Titre : Grands-Pères
Auteur : Sayana
Base : Gundam Wing
Genre : concours de fic, sûrement OOC par moments
Couples : J&G !!! mention de 1&2
Avertissement : l’idée de ce concours saugrenu est venue
de Kineko qui a lancé sur son forum ce sujet : "Ecrire une fanfic
courte développant la relation (passé, présente ou future)
entre G et J". Sur le coup, je me suis dit que Kineko était un peu
tombée sur la tête pour lancer un tel concours et puis je me suis
prise au jeu et j’ai pondu cette petite histoire. Ne partez pas en courant
avant de l’avoir lue en entier ^^ et n’hésitez pas à
me dire ce que vous en pensez.
Disclaimer : tous les personnages de GW appartiennent à leur respecté
propriétaire, surtout J et G, et c’est tant mieux paske de toute
façon, même si on me donnait les deux profs, je ne suis pas sûre
que j’en voudrais ^^.
Voilà, bonne lecture !
Grands-Pères
Le
vieil homme était allongé sur son lit d’hôpital, sa
frêle silhouette blanche se distinguant à peine sur les draps immaculés.
Nul n’aurait pu dire en fait quel était son âge véritable,
ni s’il était aussi vieux qu’il le paraissait, tant il semblait
marqué par les épreuves qu’il avait visiblement subies dans
sa vie. Son corps rongé, affaibli, daignait à peine lui obéir
désormais, au prix d’efforts considérables.
L’homme sentait sa fin s’approcher inexorablement et maudissait
intérieurement les infirmières qui lui témoignaient trop
ouvertement leur compassion.
Il souhaitait mourir, tout simplement, plus rien ne le rattachant maintenant
à cette vie si pénible pour ceux qui ont tout perdu.
La porte s’entrebâilla doucement, dévoilant un homme très
petit, presque rabougri, à la volumineuse chevelure grisonnante et doté
d’un nez plutôt envahissant.
Le nouvel arrivant sembla hésiter un instant sur le seuil, se demandant
visiblement s’il devait réveiller le malade qui paraissait profondément
endormi.

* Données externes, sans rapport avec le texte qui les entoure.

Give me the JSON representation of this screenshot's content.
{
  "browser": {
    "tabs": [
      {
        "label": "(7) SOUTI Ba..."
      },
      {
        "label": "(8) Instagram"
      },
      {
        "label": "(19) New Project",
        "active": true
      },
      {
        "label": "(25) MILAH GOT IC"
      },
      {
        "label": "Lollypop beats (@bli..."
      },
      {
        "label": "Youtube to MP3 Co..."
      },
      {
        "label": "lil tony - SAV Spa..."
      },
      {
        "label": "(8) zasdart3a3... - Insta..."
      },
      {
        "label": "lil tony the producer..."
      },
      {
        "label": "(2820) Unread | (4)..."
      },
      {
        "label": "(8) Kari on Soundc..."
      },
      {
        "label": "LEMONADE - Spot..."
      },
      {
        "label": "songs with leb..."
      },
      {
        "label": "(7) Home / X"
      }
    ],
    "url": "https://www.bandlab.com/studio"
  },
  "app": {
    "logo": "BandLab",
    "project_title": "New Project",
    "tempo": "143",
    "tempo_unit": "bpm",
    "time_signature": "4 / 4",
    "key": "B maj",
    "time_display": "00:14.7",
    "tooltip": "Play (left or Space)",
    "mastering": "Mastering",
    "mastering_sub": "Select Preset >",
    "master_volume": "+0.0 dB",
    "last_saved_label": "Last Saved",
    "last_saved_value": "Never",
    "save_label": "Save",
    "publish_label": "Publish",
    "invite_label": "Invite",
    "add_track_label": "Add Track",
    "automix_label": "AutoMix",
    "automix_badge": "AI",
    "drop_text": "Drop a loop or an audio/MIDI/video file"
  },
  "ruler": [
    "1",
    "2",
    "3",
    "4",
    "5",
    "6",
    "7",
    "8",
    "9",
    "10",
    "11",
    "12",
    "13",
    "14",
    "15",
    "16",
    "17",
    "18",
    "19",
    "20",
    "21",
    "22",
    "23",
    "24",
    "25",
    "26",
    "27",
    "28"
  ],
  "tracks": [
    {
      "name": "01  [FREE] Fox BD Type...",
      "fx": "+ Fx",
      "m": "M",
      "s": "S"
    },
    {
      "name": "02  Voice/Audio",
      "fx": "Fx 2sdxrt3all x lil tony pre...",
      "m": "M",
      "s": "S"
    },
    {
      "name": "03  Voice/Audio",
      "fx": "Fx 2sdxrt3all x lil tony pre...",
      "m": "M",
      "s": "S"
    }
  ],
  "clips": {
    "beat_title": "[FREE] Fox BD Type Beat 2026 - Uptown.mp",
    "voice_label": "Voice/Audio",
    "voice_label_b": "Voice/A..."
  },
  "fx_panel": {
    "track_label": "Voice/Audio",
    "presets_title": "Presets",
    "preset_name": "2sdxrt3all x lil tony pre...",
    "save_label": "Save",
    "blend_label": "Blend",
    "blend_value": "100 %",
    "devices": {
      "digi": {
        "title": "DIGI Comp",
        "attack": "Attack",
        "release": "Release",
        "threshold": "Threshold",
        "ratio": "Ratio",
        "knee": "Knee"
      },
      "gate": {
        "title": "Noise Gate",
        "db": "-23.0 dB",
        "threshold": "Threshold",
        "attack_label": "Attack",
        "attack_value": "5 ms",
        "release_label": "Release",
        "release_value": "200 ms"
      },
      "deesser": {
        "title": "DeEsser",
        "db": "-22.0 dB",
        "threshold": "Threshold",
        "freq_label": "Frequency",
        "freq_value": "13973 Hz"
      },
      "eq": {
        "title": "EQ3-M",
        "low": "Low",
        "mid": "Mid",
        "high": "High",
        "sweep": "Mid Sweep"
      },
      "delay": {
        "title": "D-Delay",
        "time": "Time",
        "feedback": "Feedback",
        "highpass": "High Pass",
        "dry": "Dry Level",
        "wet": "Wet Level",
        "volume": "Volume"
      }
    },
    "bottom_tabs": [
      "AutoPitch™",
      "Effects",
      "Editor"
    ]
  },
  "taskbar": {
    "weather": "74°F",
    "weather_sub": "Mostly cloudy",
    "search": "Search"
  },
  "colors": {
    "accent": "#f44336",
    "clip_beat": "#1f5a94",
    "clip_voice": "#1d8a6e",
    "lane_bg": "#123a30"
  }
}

Mais celui-ci avait apparemment entendu le raclement familier de la
porte qui s’ouvrait et fit un léger signe de sa main droite valide
pour l’inviter à entrer.
Le petit homme s’avança presque timidement vers le centre de la
pièce, prit une chaise et s’assit sans dire un mot tout près
du lit. Il observa quelques secondes le vieillard alité, jaugeant son
état le plus discrètement possible. Mais le résultat pitoyable
fit s’assombrir davantage encore son visage déjà inquiet
à son arrivée et il ne put résister à l’envie
de saisir la main pâle et glacée, qu’il serra chaleureusement.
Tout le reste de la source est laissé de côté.